Toy Alfa-Romeo P2
Can toys be SuperFinds? The answer is clearly yes, absolutely. Take this ultra rare first series Alfa Romeo P2 toy by CIJ for example.
I found this model at exactly the wrong moment. I had no money to spare, was busy financing my recent book project and did not intend to buy another model. But this P2 stayed on my mind for weeks and weeks on end, going to bed and waking up with the same thought of owning it.
A dream of a pressed tinplate body, 21 inches long (53 cm), it had rubber tyres, a powerful clockwork motor and a working steering wheel. The highly detailed model was produced by CIJ (Compagnie Industrielle du Jouet) in Paris and started selling in the late ‘20s. The very first ones were given to renowned drivers like Tazio Nuvolari, Rudolf Caracciola and Antonio Ascari by Alfa Romeo themselves.
I’ve had many of these P2 models in my time, but none like this. It immediately felt more significant. Was this another model I couldn’t live without?
This model Alfa is totally unmolested, it still wears its original tyres (now hard as coal), its provenance is documented and the paint and artwork are untouched.
It was discovered in Mantova, still in its huge wooden box. In the box next to it was an original old postcard letter dated September 1933 from Alfa Romeo Mantova to Barone Franchetti presumably related to the presentation of the model to him. There was also an original postcard showing the Number 2 Alfa-Romeo P2 of Ascari winning the Grand Prix D’Europe at Spa-Francorchamps in 1925. The exact car that the toy was modeled after.

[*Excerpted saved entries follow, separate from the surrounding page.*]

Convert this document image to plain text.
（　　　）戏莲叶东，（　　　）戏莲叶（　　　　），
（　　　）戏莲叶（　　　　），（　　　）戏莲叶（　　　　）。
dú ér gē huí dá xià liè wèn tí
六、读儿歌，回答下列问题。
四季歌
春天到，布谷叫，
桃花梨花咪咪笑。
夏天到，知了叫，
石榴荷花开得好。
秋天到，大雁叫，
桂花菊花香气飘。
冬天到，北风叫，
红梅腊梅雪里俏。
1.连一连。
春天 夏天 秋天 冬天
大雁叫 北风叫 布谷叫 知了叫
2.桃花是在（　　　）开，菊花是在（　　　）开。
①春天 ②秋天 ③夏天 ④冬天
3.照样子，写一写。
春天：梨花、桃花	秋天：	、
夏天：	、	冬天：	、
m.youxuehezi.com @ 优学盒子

Less than a month after winning in Belgium, Antonio Ascari died from injuries after crashing out in the lead of the French Grand Prix. Inside the cockpit of the model under the steering wheel there was a card commemorating the death of Antonio’s son Alberto. Presumably put there by the owner at a later stage. Clearly this was not a toy; it was (and still is) a shrine to a great motor racing family. Roughly translated the card reads:
He made a gift of his life to the conquests of the future, following the fate of his father who today welcomes him to the goal of the mystery of eternal peace.
This generous and invincible athlete raced on challenging tracks with the admiration of the world, but in his heart he dreamed of his children and his wife who live on to remember him with great sadness and pride.
It would be interesting to find out if Barone Franchetti ever bought an Alfa-Romeo after the model arrived in his castle in Mantova in 1933. Or did he have any significant Alfas already, like an 8C Monza perhaps? Or was he close to the Ascaris in some way? Does anyone know?